Have you ever played a video game in which the controls were reversed? In other words, right meant left and left meant right? If you did, you probably know that it’s not easy. It is an example of stimulus–response incompatibility.
Back in the 1950s, the psychologists Paul Fitts (well known in human–computer interaction for the law that bears his name) and Charles Seeger ran a series of experiments which demonstrated this concept. They asked people to respond to a stimulus that appeared on their left or right side by pressing two buttons:
Fitts found that participants were faster in the first condition, which presented a stimulus–response compatibility.
Definition: Stimulus–response compatibility is the degree to which the physical arrangement of the stimuli matches the location of the expected responses.
Stimulus–response compatibility is highly relevant for design. When an object or an interface violates it, its usability decreases significantly.
Consider these two stoves. Which knob controls which burner? Does one stove make you feel more confident in your guess?
On the left, a typical stovetop arranges burners in a two–by–two grid and the controlling knobs aligned in a single row across the bottom. This design makes it difficult for users to guess which knob controls each burner (no stimulus–response compatibility). On the right, the arrangement of the controls mimics the arrangement of the five burners, and therefore has a higher stimulus–response compatibility.
Consider this picture I took not long ago of a ticket machine at a train station. After paying with a credit card, the machine asked for my ZIP code as a security measure. But, to my confusion, the yellow numbered buttons were not touchable. Dumbfounded, I repeatedly tapped the yellow on-screen numbers, thinking that maybe the screen was frozen or had a slow response time. Then, I noticed the column of metal buttons on either side of the screen. Each column was numbered 1-6. To my surprise (and horror), pressing the button marked ‘1’ on the right column, caused a ‘6’ to appear in the zip code field. Pressing the metal button for 2 caused a ‘7’ to appear on the screen. I couldn’t believe it. It felt physically and cognitively unnatural to press one number to get a different number to appear. My slow reaction time to press each button was a direct result of stimulus–response incompatibility.
An example of low stimulus–response compatibility is this train-ticket machine, in which users had to press a button labeled with a number that did not necessarily match the actual desired number (e.g., pressing the metal button labeled 1 to get 6 to appear on screen).

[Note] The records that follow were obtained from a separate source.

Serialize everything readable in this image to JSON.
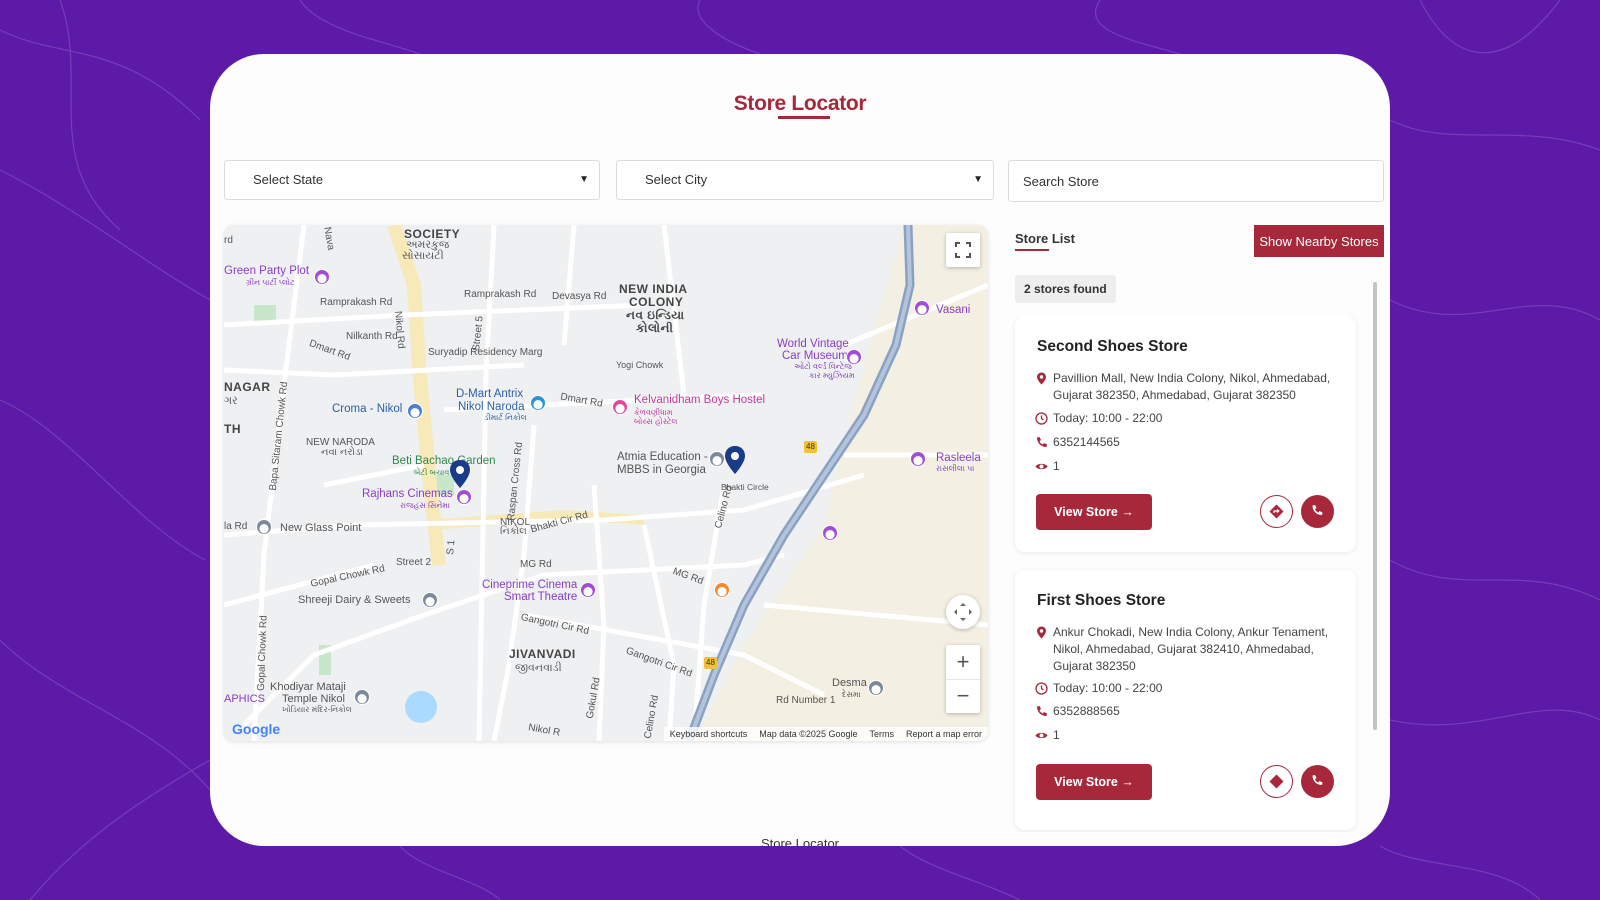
{
  "header": {
    "title": "Store Locator"
  },
  "filters": {
    "state_label": "Select State",
    "city_label": "Select City",
    "search_placeholder": "Search Store"
  },
  "map": {
    "labels": {
      "society": "SOCIETY",
      "society_gu1": "અમરકુંજ",
      "society_gu2": "સોસાયટી",
      "new_india_colony": "NEW INDIA",
      "new_india_colony2": "COLONY",
      "new_india_gu1": "નવ ઇન્ડિયા",
      "new_india_gu2": "કોલોની",
      "nagar": "NAGAR",
      "nagar_gu": "ગર",
      "th": "TH",
      "new_naroda": "NEW NARODA",
      "new_naroda_gu": "નવા નરોડા",
      "nikol": "NIKOL",
      "nikol_gu": "નિકોલ",
      "jivanvadi": "JIVANVADI",
      "jivanvadi_gu": "જીવનવાડી",
      "aphics": "APHICS",
      "green_party_plot": "Green Party Plot",
      "green_party_gu": "ગ્રીન પાર્ટી પ્લોટ",
      "ramprakash_rd": "Ramprakash Rd",
      "ramprakash_rd2": "Ramprakash Rd",
      "devasya_rd": "Devasya Rd",
      "nilkanth_rd": "Nilkanth Rd",
      "suryadip": "Suryadip Residency Marg",
      "dmart_rd": "Dmart Rd",
      "dmart_rd2": "Dmart Rd",
      "yogi_chowk": "Yogi Chowk",
      "croma": "Croma - Nikol",
      "croma_gu": "ક્રોમા",
      "dmart_antrix1": "D-Mart Antrix",
      "dmart_antrix2": "Nikol Naroda",
      "dmart_gu": "ડીમાર્ટ નિકોલ",
      "kelvanidham": "Kelvanidham Boys Hostel",
      "kelvanidham_gu1": "કેળવણીધામ",
      "kelvanidham_gu2": "બોય્સ હોસ્ટેલ",
      "world_vintage1": "World Vintage",
      "world_vintage2": "Car Museum",
      "world_vintage_gu1": "ઓટો વર્લ્ડ વિન્ટેજ",
      "world_vintage_gu2": "કાર મ્યુઝિયમ",
      "vasani": "Vasani",
      "atmia1": "Atmia Education -",
      "atmia2": "MBBS in Georgia",
      "bhakti_circle": "Bhakti Circle",
      "rasleela": "Rasleela",
      "rasleela_gu": "રાસલીલા પા",
      "beti_bachao": "Beti Bachao Garden",
      "beti_bachao_gu": "બેટી બચાવ",
      "rajhans": "Rajhans Cinemas",
      "rajhans_gu": "રાજહંસ સિનેમા",
      "new_glass_point": "New Glass Point",
      "bhakti_cir_rd": "Bhakti Cir Rd",
      "street2": "Street 2",
      "mg_rd": "MG Rd",
      "mg_rd2": "MG Rd",
      "gopal_chowk_rd": "Gopal Chowk Rd",
      "shreeji": "Shreeji Dairy & Sweets",
      "cineprime1": "Cineprime Cinema",
      "cineprime2": "Smart Theatre",
      "gangotri1": "Gangotri Cir Rd",
      "gangotri2": "Gangotri Cir Rd",
      "khodiyar1": "Khodiyar Mataji",
      "khodiyar2": "Temple Nikol",
      "khodiyar_gu": "ખોડિયાર મંદિર-નિકોલ",
      "desma": "Desma",
      "desma_gu": "દેસમા",
      "rd_number1": "Rd Number 1",
      "nikol_rd": "Nikol R",
      "bapa_sitaram": "Bapa Sitaram Chowk Rd",
      "gopal_chowk_rd_v": "Gopal Chowk Rd",
      "raspan": "Raspan Cross Rd",
      "nikol_rd_v": "Nikol Rd",
      "street5": "Street 5",
      "s1": "S 1",
      "gokul_rd": "Gokul Rd",
      "celino_rd": "Celino Rd",
      "celino_rd2": "Celino Rd",
      "nava": "Nava",
      "la_rd": "la Rd",
      "rd": "rd",
      "hwy48": "48",
      "hwy48b": "48"
    },
    "google_logo": "Google",
    "footer": {
      "shortcuts": "Keyboard shortcuts",
      "map_data": "Map data ©2025 Google",
      "terms": "Terms",
      "report": "Report a map error"
    },
    "icons": {
      "fullscreen": "fullscreen-icon",
      "pan": "pan-icon",
      "zoom_in": "+",
      "zoom_out": "−"
    }
  },
  "store_list": {
    "tab_label": "Store List",
    "nearby_button": "Show Nearby Stores",
    "found_text": "2 stores found",
    "stores": [
      {
        "name": "Second Shoes Store",
        "address": "Pavillion Mall, New India Colony, Nikol, Ahmedabad, Gujarat 382350, Ahmedabad, Gujarat 382350",
        "hours": "Today: 10:00 - 22:00",
        "phone": "6352144565",
        "views": "1",
        "view_label": "View Store"
      },
      {
        "name": "First Shoes Store",
        "address": "Ankur Chokadi, New India Colony, Ankur Tenament, Nikol, Ahmedabad, Gujarat 382410, Ahmedabad, Gujarat 382350",
        "hours": "Today: 10:00 - 22:00",
        "phone": "6352888565",
        "views": "1",
        "view_label": "View Store"
      }
    ]
  },
  "footer": {
    "text": "Store Locator"
  },
  "colors": {
    "background": "#5d1aa6",
    "brand": "#a7283a",
    "card": "#fdfdfd"
  }
}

The concept of stimulus–response compatibility can be extended beyond its spatial dimension. This is exactly what Don Norman does in his book “The Design of Everyday Things”.
Definition: Natural mapping refers to a design in which the system’s controls represent or correspond to the desired outcome. When controls map to the actions that will result, systems are faster to learn and easier to remember.
Natural mappings bridge the gulf of execution, helping users to understand how a system can be used and what actions are required to accomplish their goal. Designers can create natural mappings in several ways, including the three common patterns below:
Spatial similarity. This pattern is pretty much the same as the stimulus–response compatibility. By arranging controls in a spatial layout that mimics the design layout, users can understand the system faster. For example, consider the screenshot below, taken from the Display Settings menu on a Mac. When multiple monitors are connected, the Display Arrangement screen allows users to rearrange the on-screen versions of the monitors to match the actual positions of the physical monitors. For users working on extended screens, this similarity of layout helps them quickly drag files from one monitor to the other, because the layout maps closely to how the monitors are arranged on the desk.
Arranging on-screen monitors (left) to mimic the arrangement of the physical monitors (right) is an example of natural mappings, which helps users move efficiently between monitors while working.
Conceptual or metaphorical similarity. Some designs take advantage of a commonly accepted metaphor and use that as the basis for design decisions. When done well, these metaphorical mappings can serve to make the system’s functions more transparent. Consider the brightness control in the iOS Control Center. Swiping up within the control increases the screen brightness, and swiping down on the control makes the screen darker. This arrangement works because of the strong cultural metaphor “up is more,” which conceptually maps the “higher [brightness]” to the higher level. Moreover, the brightness control fills with a white background color, which also conceptually maps to the level of brightness (imagine if the fill were reversed; —that is, if a black fill indicated greater screen brightness. It wouldn’t feel natural.). Or consider color, which can have associations with specific actions — for example, in the Western world, “green is go” and “red is stop.” Designers can take advantage of such metaphors to create natural mappings. Be aware that the effectiveness of mapping is largely dependent on cultural and social conventions.
The brightness control in the iOS Control Center uses natural mapping by arranging the control so that swiping up raises the screen brightness (up is more) and swiping down darkens the screen (down is less).